Prodioctes haematicus

Scientific classification
- Kingdom: Animalia
- Phylum: Arthropoda
- Class: Insecta
- Order: Coleoptera
- Suborder: Polyphaga
- Infraorder: Cucujiformia
- Family: Curculionidae
- Genus: Prodioctes
- Species: P. haematicus
- Binomial name: Prodioctes haematicus L.A.A.Chevrolat, 1885

= Prodioctes haematicus =

- Genus: Prodioctes
- Species: haematicus
- Authority: L.A.A.Chevrolat, 1885

Species of beetle

Prodioctes haematicus, commonly known as rhizome weevil, is a species of weevil native to India and Sri Lanka. It is a common pest on cardamom and ginger.

==Description==
This small weevil has a body length of 12 mm. Adult is brown in color.

==Biology==
Adult weevil lays eggs in the cavities made on rhizome. Egg period is about 8 to 10 days. Grub is usually found inside the rhizome where they make tunnels and feed on the rhizome causing death of entire clumps of cardamom. Grub period is about 21 days. Larvae become full fed within three weeks. Final grub starts to pupate in the feeding tunnels. Pupal period lasts for 21 days. Lifespan of the adult is about 7 to 8 months. Adult completes only one generation in a year. Grub infestation is severe in the secondary nursery during November to January.
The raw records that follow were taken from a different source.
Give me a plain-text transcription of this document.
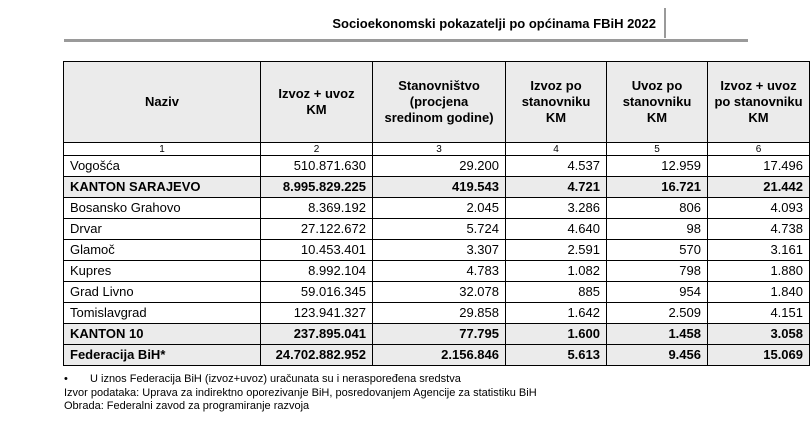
Socioekonomski pokazatelji po općinama FBiH 2022
Naziv	Izvoz + uvoz KM	Stanovništvo (procjena sredinom godine)	Izvoz po stanovniku KM	Uvoz po stanovniku KM	Izvoz + uvoz po stanovniku KM
1	2	3	4	5	6
Vogošća	510.871.630	29.200	4.537	12.959	17.496
KANTON SARAJEVO	8.995.829.225	419.543	4.721	16.721	21.442
Bosansko Grahovo	8.369.192	2.045	3.286	806	4.093
Drvar	27.122.672	5.724	4.640	98	4.738
Glamoč	10.453.401	3.307	2.591	570	3.161
Kupres	8.992.104	4.783	1.082	798	1.880
Grad Livno	59.016.345	32.078	885	954	1.840
Tomislavgrad	123.941.327	29.858	1.642	2.509	4.151
KANTON 10	237.895.041	77.795	1.600	1.458	3.058
Federacija BiH*	24.702.882.952	2.156.846	5.613	9.456	15.069
• U iznos Federacija BiH (izvoz+uvoz) uračunata su i neraspoređena sredstva
Izvor podataka: Uprava za indirektno oporezivanje BiH, posredovanjem Agencije za statistiku BiH
Obrada: Federalni zavod za programiranje razvoja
Grubs are also known to attack rhizomes of ginger where grubs bore into the pseudostem and cause dead hearts.

==Control==
Adults and final grubs can be control by hand picking. Affected plants and seedlings can be destroyed and burn. Otherwise, base of the clump can be treated with chlorpyrifos, malathion or carbaryl pesticides. Infected ginger plants can be treated with monocrotophos, fenitrothion, endosulfan, nimbicidine or carbofuran 3G granules immediately after mother rhizome extraction.